Finalmente venne il giorno in cui da un capo all'altro in cotesta casa fu inteso dire: un figliuolo è nato: ridevano i servi, e Betta come gli altri; poi saltavano, e palma battevano a palma. Per istrano caso Orazio e Marcello si abbandonarono l'uno nelle braccia dell'altro, e piansero dirotto così che Isabella con piccola voce domandò:
— Signore, questo pianto mi dà cattivo augurio per la mia creaturina....

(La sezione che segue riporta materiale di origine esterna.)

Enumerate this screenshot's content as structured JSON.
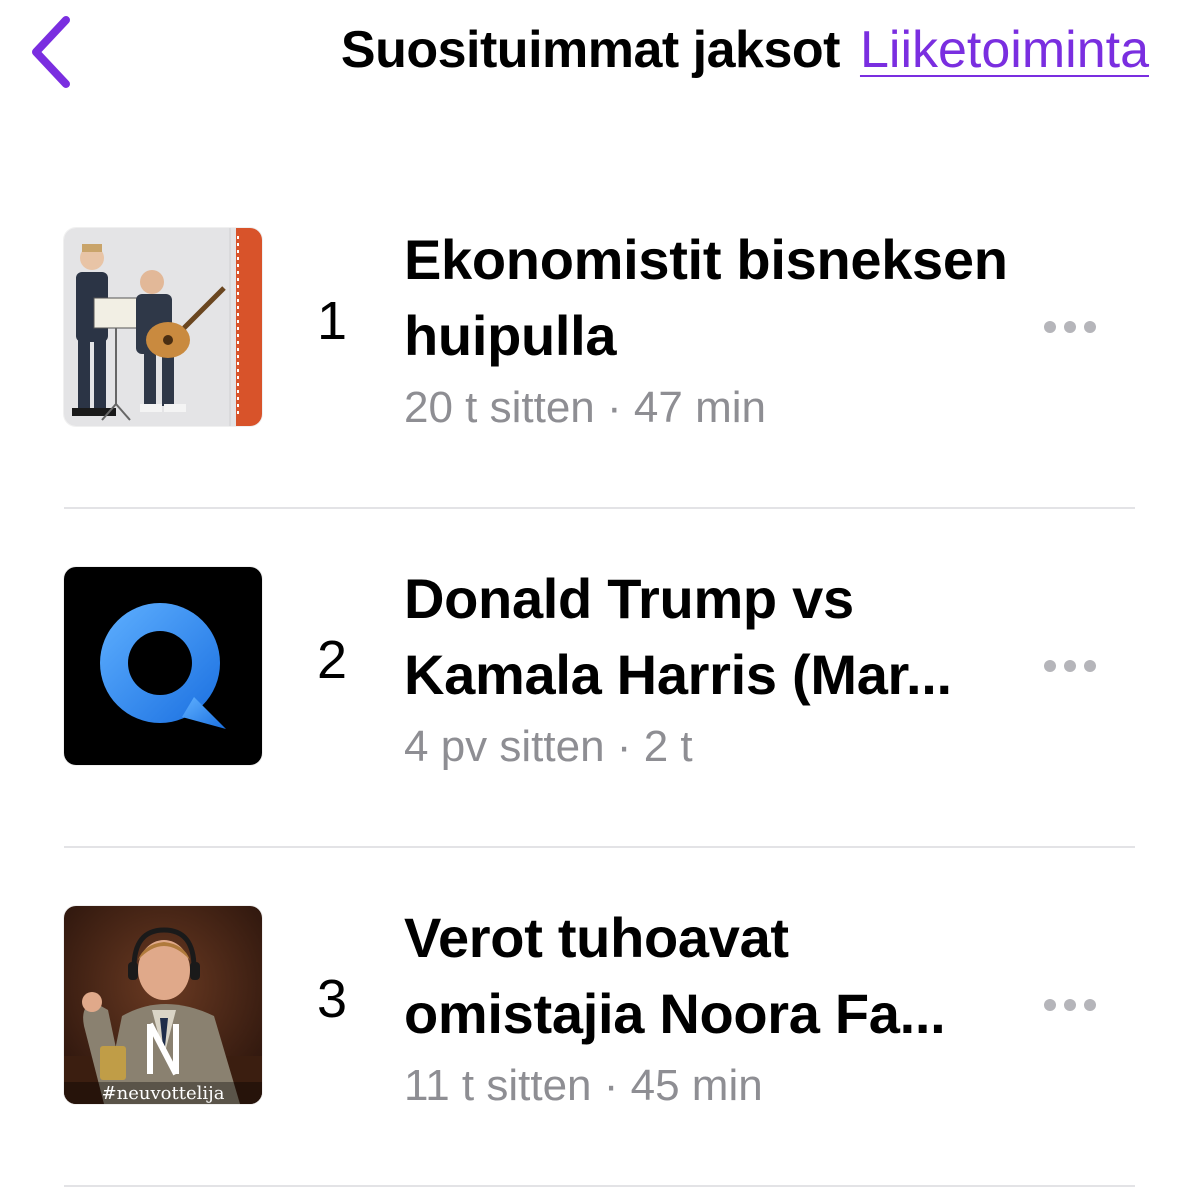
{
  "colors": {
    "accent": "#7a2ee0",
    "secondary_text": "#8e8e93",
    "divider": "#e3e3e6"
  },
  "nav": {
    "back_icon": "chevron-left-icon",
    "title": "Suosituimmat jaksot",
    "category_link": "Liiketoiminta"
  },
  "episodes": [
    {
      "rank": "1",
      "title": "Ekonomistit bisneksen huipulla",
      "age": "20 t sitten",
      "separator": "·",
      "duration": "47 min",
      "artwork": "two-men-with-music-stand-and-guitar-artwork",
      "more_icon": "more-ellipsis-icon"
    },
    {
      "rank": "2",
      "title": "Donald Trump vs Kamala Harris (Mar...",
      "age": "4 pv sitten",
      "separator": "·",
      "duration": "2 t",
      "artwork": "blue-q-speech-bubble-logo-artwork",
      "more_icon": "more-ellipsis-icon"
    },
    {
      "rank": "3",
      "title": "Verot tuhoavat omistajia Noora Fa...",
      "age": "11 t sitten",
      "separator": "·",
      "duration": "45 min",
      "artwork": "man-with-headphones-neuvottelija-artwork",
      "artwork_caption": "#neuvottelija",
      "more_icon": "more-ellipsis-icon"
    }
  ]
}
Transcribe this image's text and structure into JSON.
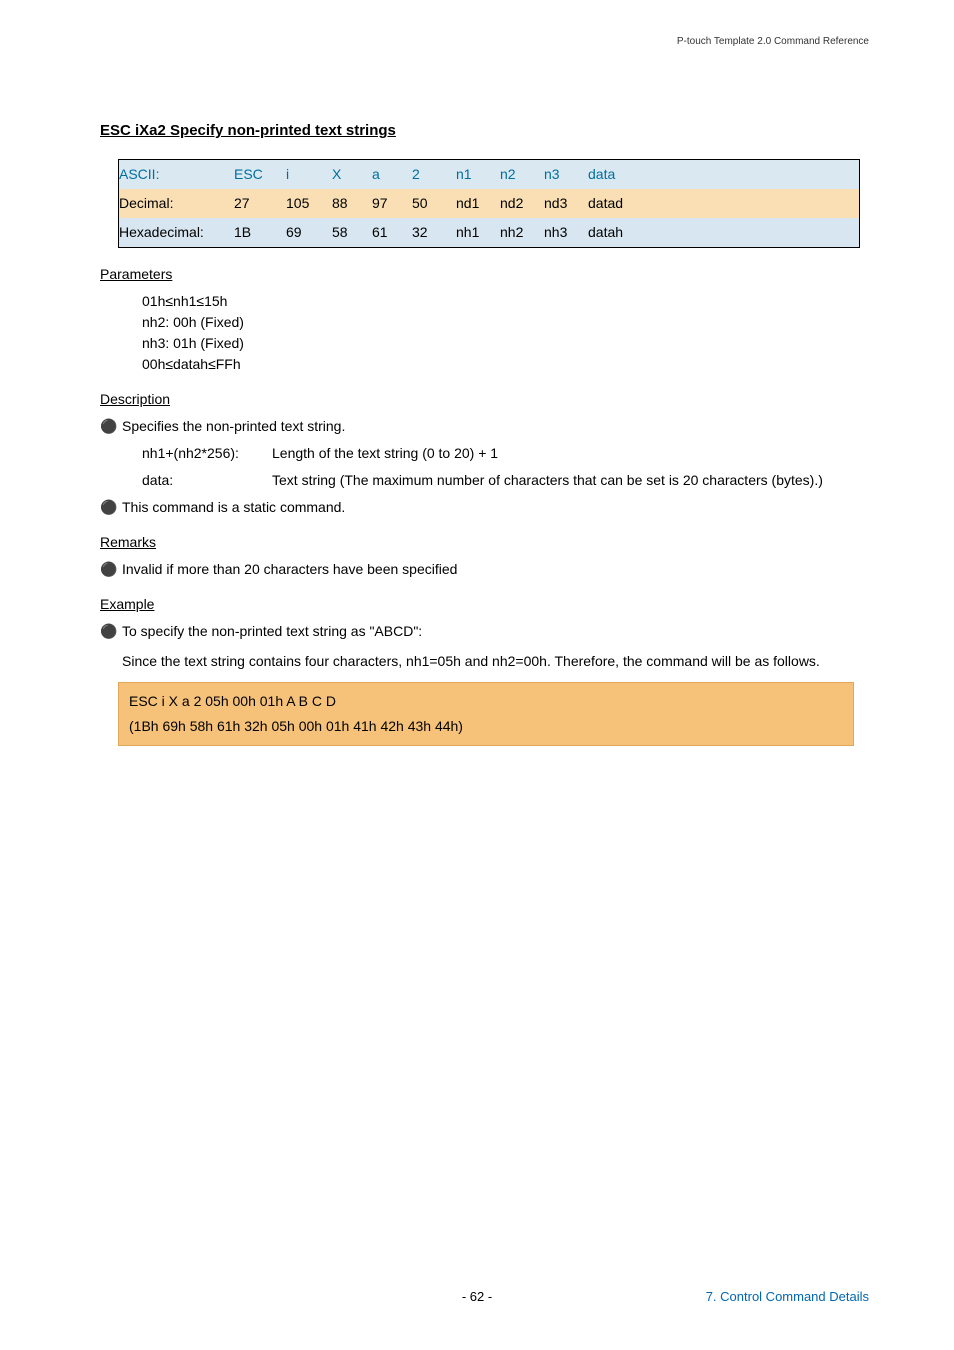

— Oh! no... no.... rispose Orazio asciugandosi gli occhi, io rido subito.... figliuola mia... io piango... io piango... perchè quando il piacere è troppo, vedi... non si può sopportare... e diventa quasi dolore. —
E qui da capo proruppe in pianto. Lacrime dì gioia e pioggie di primavera accrescono la giocondità del volto e dell'erba che bagnano, sicchè sfogato alcun poco cotesto ardente affetto, essi non avrebbero, Dio li perdoni, permutato un'ora della gioia presente con tutte le future del paradiso.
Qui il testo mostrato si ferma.